Intel Strives to Make Path Tracing Usable on Integrated GPUs

 Nvidia RTX and DLSS
Nvidia RTX and DLSS

A new article from Intel explains the latest advances in path-traced light simulation and neural graphics research that its engineers have been working on. One of the biggest improvements Intel is striving toward is far more efficient path-traced rendering, which could enable integrated GPUs to run path-tracing in real time.

The article links to three new papers advertising new path-traced optimizations that will be presented at SIGGRAPH, EGSR, and HPG by the Intel Graphics Research Organization. These optimizations are designed to alleviate and improve GPU performance by reducing the number of calculations required to simulate light bounces.

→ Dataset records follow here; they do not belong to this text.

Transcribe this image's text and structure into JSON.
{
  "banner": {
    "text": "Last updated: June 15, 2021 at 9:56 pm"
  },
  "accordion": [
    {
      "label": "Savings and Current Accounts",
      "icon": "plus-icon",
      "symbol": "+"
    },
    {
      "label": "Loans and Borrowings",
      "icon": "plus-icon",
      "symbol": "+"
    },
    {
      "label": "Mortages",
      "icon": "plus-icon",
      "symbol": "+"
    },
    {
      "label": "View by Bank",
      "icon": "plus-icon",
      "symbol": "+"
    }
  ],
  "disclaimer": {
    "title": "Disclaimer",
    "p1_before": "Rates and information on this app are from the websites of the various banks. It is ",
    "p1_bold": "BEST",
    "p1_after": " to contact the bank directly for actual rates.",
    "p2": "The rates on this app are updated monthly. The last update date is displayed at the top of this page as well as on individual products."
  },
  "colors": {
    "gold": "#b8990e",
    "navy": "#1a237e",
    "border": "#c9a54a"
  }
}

The first paper shown presents a new method of computing reflections on a GGX microfacet surface. GGX is a graphics technology that allows computers to capture simulated light bounces that are reflected in different directions. With this new method, materials are "reduced" to a hemispherical mirror that is substantially more simple to simulate.

The second paper shows off a more efficient method of rendering glittery surfaces in a 3D environment. According to Intel, simulating glittery surfaces is an "open challenge." However, with this new method, the average number of visible glitter from each pixel can be taken into account. That way, the GPU only needs to render the correct amount of visible glitter visible to the eye.

Finally, another paper presents a more efficient method of constructing photo trajectories in different illumination scenarios, known as Markov Chain Mixture Models for Real-Time Direct Illumination. The explanation is very complex, but the end result is a more efficient rendering technique to output complex direct illumination in real time.

These three techniques obviously aren't going to guarantee that integrated GPUs will be able to run path-tracing smoothly. But they are aimed at improving the core aspects of path tracing, including ray tracing, shading, and sampling, which will help improve real-time path tracing performance on integrated GPUs (as well as discrete GPUs), according to Intel.

Getting real-time light simulation to work on integrated GPUs effectively would be a huge milestone. Even though real-time ray tracing has technically been around since 2018, it still takes a massive amount of processing power to run. Most of the world's Best GPUs still can't operate most modern AAA games at 60FPS at high resolutions with ray-tracing graphics enabled. If Intel can get path tracing to work well on its own integrated graphics solutions, it would take the tech mainstream and make light simulation easier to run on discrete GPUs as well.